Hanoi (VNA) - The Japan International Cooperation Agency (JICA) has provided aid packages worth 80 million JPY (around 733.300 USD) to support Vietnam’s fight against the COVID-19 pandemic.
The first part of the aid package worth 60 million JPY (550,000 USD) allocated for Cho Ray Hospital in Ho Chi Minh City includes 2,000 copies of the Nosocomial Infection Control Manual. The manuals were handed over to the Cho Ray Hospital by the JICA Vietnam Office on June 3.
Another package worth 20 million JPY (some 183,300 USD) will be given to six provincial Centres of Disease Control (CDCs) in northern Nam Dinh, Ha Giang, Bac Giang, Vinh Phuc, and southern Kien Giang and Tra Vinh provinces.
The manual was compiled by the infection control ward at the hospital with technical assistance from JICA experts. It is also hoped to improve infection control activities at the Cho Ray Vietnam-Japan Friendship Hospital (Cho Ray 2) as well as at 21 provincial-level hospitals in the south and the Mekong Delta.
Speaking at a meeting with a delegation of the JICA Vietnam Office at the Cho Ray Hospital on June 3, Director of Cho Ray Hospital Nguyen Tri Thuc said Cho Ray was one of the first hospitals in Vietnam to receive support from JICA, beginning in 1969.
The hospital is working with JICA to build the Cho Ray Vietnam -Japan Friendship Hospital, Thuc said.
JICA is implementing a technical cooperation project to improve hospital management at the Cho Ray Hospital through applying safety procedures for patients, coordinating between clinical procedures and multidisciplinary teams, and promoting measures to control hospital infections.
In August last year, in a bid to strengthen infection control at Cho Ray and within the framework of the project, training courses on the use of protective equipment were held for the hospital’s doctors and nurses.
Before the first COVID-19 case was moved to the Cho Ray Hospital for treatment in January 2020, JICA experts provided documents and organised training courses on infection control at the hospital.

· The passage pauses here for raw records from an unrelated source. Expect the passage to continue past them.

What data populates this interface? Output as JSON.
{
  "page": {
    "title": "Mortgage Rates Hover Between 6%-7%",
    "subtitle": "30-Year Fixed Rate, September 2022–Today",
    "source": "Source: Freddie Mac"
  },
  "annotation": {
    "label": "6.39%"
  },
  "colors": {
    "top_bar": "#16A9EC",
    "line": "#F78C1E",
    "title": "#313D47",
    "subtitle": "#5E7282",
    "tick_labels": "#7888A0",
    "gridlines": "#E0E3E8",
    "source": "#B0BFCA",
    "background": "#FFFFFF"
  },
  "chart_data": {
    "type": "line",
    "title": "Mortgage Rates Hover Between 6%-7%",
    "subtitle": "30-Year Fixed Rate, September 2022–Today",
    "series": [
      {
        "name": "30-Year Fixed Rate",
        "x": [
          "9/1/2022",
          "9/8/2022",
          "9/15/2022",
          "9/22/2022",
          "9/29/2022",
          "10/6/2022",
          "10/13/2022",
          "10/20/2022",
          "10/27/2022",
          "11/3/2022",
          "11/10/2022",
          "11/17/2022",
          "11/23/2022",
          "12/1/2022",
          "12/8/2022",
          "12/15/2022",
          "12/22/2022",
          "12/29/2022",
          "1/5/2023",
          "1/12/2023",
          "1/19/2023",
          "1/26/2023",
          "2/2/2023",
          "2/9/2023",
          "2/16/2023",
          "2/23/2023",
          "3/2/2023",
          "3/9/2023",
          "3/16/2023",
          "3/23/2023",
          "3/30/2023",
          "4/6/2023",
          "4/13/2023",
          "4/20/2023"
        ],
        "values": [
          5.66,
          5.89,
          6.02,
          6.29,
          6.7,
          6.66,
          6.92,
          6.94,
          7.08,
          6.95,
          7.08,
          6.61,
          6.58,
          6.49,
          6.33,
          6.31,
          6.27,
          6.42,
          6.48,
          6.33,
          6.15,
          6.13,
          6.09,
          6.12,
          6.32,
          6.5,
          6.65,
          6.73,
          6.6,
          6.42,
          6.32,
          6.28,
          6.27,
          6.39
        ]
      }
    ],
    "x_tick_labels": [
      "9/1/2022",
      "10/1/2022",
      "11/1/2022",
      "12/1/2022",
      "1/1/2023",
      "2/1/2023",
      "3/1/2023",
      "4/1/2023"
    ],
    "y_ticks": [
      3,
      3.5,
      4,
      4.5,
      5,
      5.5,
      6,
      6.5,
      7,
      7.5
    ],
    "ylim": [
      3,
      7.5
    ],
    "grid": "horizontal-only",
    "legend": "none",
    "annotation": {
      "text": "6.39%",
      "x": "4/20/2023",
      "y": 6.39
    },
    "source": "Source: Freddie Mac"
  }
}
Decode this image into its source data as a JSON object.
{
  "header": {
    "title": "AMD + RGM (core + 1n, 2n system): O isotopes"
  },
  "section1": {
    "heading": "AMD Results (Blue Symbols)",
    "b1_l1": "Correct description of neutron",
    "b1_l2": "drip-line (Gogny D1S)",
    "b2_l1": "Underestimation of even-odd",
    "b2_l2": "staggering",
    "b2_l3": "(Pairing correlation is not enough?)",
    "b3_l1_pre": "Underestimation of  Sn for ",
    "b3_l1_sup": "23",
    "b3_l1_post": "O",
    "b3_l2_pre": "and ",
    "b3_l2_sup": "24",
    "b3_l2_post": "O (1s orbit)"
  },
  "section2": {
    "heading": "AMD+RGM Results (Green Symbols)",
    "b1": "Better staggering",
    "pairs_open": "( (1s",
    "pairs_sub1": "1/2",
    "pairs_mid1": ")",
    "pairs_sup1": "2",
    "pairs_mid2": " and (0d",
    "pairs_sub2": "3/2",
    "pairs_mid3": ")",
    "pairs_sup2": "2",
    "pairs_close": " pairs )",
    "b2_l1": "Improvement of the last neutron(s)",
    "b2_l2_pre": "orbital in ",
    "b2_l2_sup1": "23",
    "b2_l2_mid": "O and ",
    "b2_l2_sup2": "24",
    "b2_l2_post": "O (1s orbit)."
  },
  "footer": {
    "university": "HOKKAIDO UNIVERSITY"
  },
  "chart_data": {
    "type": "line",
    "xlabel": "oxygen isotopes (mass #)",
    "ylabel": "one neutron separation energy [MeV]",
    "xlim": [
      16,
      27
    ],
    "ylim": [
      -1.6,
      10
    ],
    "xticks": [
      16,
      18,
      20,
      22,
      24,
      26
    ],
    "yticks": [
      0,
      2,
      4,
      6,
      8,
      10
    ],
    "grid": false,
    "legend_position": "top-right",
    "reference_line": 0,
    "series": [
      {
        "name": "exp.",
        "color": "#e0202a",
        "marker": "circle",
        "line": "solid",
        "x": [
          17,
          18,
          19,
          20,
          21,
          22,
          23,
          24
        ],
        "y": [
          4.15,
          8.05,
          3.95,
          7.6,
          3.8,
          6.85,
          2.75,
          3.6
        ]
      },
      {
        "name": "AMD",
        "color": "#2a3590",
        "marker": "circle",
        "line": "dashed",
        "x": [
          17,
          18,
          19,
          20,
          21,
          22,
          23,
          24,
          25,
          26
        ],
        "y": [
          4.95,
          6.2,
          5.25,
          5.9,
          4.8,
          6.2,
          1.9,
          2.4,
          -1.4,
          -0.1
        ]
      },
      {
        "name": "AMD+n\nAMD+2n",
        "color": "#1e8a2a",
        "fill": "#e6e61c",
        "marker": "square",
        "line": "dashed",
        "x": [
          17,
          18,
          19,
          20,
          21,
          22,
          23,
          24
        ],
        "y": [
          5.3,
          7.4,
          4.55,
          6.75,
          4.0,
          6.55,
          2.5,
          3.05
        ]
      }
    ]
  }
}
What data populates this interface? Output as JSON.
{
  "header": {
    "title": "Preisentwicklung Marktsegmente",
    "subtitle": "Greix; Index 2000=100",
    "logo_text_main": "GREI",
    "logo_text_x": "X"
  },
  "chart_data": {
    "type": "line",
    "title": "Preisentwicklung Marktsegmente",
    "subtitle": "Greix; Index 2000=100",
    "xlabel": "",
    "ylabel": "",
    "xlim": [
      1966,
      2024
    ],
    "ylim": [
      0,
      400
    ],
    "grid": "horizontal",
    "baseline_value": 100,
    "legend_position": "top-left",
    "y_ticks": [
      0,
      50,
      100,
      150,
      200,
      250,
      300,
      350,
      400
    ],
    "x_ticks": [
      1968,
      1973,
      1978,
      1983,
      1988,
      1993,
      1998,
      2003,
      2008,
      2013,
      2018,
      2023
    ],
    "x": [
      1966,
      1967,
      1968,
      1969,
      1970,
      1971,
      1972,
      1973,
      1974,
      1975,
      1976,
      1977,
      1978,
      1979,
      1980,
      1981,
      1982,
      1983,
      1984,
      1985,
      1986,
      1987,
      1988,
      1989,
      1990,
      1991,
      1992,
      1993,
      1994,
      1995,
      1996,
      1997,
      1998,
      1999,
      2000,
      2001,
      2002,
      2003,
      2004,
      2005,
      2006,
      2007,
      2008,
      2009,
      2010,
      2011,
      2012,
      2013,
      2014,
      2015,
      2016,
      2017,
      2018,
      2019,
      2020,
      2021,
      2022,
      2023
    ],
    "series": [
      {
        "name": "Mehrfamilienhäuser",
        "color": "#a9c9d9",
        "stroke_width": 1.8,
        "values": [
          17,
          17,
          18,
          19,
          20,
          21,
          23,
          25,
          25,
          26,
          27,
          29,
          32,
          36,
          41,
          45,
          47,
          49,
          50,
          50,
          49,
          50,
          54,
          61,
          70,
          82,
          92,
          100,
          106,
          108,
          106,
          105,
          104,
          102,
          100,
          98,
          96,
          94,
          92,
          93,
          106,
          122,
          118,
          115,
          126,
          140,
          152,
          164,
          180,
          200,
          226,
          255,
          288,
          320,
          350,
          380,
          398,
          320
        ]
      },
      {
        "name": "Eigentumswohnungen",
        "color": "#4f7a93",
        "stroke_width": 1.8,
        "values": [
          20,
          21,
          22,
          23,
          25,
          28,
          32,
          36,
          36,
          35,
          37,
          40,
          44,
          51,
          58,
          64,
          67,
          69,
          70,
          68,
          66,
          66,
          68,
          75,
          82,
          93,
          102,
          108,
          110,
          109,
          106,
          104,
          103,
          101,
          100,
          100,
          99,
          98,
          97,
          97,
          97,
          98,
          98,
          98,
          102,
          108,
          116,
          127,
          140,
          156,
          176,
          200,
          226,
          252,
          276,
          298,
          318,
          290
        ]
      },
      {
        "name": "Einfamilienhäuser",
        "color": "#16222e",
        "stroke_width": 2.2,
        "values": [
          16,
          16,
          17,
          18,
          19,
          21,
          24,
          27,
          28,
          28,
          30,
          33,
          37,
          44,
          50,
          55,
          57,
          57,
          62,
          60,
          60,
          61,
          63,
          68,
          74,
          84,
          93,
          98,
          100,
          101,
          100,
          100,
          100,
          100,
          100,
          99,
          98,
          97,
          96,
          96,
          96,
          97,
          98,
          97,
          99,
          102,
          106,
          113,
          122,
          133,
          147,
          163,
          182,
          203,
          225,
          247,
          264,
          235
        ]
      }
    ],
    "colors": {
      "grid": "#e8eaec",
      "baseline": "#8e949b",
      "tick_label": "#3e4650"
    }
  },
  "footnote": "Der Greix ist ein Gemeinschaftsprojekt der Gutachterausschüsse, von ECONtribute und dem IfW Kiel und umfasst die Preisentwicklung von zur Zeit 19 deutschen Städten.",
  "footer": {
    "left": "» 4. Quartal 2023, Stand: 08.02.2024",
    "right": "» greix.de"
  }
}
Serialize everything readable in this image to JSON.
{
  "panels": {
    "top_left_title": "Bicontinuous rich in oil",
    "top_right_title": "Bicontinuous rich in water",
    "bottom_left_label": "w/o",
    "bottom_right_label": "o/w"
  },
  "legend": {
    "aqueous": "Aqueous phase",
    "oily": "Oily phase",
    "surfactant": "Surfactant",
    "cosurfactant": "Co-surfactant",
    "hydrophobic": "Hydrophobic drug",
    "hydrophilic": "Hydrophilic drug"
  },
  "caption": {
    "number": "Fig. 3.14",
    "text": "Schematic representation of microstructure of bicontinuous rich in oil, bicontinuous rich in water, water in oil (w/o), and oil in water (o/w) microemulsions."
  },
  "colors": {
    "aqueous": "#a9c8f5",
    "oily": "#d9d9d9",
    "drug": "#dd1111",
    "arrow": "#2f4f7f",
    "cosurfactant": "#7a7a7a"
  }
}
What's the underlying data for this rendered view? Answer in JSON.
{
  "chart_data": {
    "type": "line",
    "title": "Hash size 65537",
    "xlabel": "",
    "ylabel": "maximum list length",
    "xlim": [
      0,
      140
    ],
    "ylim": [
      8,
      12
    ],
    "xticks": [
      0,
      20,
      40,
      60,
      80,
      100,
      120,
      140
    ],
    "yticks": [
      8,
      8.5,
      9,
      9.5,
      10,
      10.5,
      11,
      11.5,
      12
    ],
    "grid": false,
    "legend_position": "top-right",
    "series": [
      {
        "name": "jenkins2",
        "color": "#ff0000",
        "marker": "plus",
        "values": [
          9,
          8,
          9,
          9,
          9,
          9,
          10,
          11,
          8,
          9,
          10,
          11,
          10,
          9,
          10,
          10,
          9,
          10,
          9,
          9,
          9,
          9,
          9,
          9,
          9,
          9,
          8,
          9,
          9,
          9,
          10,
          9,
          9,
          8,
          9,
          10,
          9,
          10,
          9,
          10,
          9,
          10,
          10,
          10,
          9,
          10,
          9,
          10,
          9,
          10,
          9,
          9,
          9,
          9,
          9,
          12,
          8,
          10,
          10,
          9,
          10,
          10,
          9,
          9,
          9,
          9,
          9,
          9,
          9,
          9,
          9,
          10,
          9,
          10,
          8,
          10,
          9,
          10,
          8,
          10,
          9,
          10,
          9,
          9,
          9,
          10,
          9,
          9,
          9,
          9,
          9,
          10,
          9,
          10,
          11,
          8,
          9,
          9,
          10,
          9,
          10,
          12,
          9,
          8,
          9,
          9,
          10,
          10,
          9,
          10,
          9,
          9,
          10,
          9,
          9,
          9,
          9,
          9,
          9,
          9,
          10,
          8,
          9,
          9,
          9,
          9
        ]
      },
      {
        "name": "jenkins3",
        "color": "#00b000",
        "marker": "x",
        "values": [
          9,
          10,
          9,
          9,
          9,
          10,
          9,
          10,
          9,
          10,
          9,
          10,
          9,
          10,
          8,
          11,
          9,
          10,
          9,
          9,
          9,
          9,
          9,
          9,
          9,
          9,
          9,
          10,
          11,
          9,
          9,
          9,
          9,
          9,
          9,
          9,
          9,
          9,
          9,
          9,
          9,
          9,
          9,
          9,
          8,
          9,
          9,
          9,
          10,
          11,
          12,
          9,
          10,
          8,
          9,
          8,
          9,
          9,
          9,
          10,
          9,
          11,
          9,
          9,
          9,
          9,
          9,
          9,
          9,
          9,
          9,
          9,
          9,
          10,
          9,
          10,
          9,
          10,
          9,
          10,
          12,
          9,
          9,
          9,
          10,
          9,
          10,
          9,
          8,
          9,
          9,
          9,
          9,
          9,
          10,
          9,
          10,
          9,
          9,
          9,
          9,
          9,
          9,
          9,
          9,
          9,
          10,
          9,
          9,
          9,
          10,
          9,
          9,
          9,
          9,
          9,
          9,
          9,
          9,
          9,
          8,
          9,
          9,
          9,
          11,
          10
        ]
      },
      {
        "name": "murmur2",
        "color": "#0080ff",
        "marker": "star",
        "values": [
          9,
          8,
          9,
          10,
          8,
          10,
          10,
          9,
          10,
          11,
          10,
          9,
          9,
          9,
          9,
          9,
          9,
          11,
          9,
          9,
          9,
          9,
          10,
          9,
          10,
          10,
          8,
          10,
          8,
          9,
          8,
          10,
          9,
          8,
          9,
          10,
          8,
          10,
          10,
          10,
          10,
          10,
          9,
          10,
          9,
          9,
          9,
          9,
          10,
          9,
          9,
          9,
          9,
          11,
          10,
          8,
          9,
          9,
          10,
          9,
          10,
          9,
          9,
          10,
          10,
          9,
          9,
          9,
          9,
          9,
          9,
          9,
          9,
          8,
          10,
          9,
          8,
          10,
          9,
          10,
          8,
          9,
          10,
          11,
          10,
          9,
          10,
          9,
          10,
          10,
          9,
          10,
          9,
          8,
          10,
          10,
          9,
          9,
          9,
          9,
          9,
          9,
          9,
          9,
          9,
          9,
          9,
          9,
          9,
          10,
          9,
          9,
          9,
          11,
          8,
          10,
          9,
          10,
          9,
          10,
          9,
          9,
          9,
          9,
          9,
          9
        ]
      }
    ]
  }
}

JICA has implemented non-refundable aid projects since 2006 to help improve the capacity of medical laboratory networks regarding biosafety and the examination of highly hazardous and infectious pathogens at the National Institute of Hygiene and Epidemiology (NIHE) and the HCM City-based Pasteur Institute, in the context of Vietnam not having to deal with many infectious diseases in the past.
JICA experts have also worked with NIHE and the Pasteur Institute to identify solutions to improve testing capacity for dangerous infectious diseases as well as COVID-19 in provincial-level CDCs in particular and in medical establishments around Vietnam in general.
JICA is advancing its activities around the pillars of a field-oriented approach, human security, and enhanced effectiveness, efficiency, and speed.
The agency, with its partners, will take the lead in forging bonds of trust across the world, aspiring for a free, peaceful and prosperous world where people can hope for a better future and explore their diverse potentials.
In February, JICA presented the first batch of biological products worth about 2.3 million JPY (20,900 USD) to Vietnam, aiming to help the country promptly respond to the acute respiratory disease caused by the novel coronavirus.
The products were handed to the Hanoi-based National Institute of Hygiene and Epidemiology.
The batch is part of Japan’s aid package valued at about 14 million JPY for Vietnam, which includes different types of biological products in service of rapid and accurate virus testing.
The Ministry of Health has assigned the National Institute of Hygiene and Epidemiology to carry out tests on samples of suspected COVID-19 cases in the northern region./.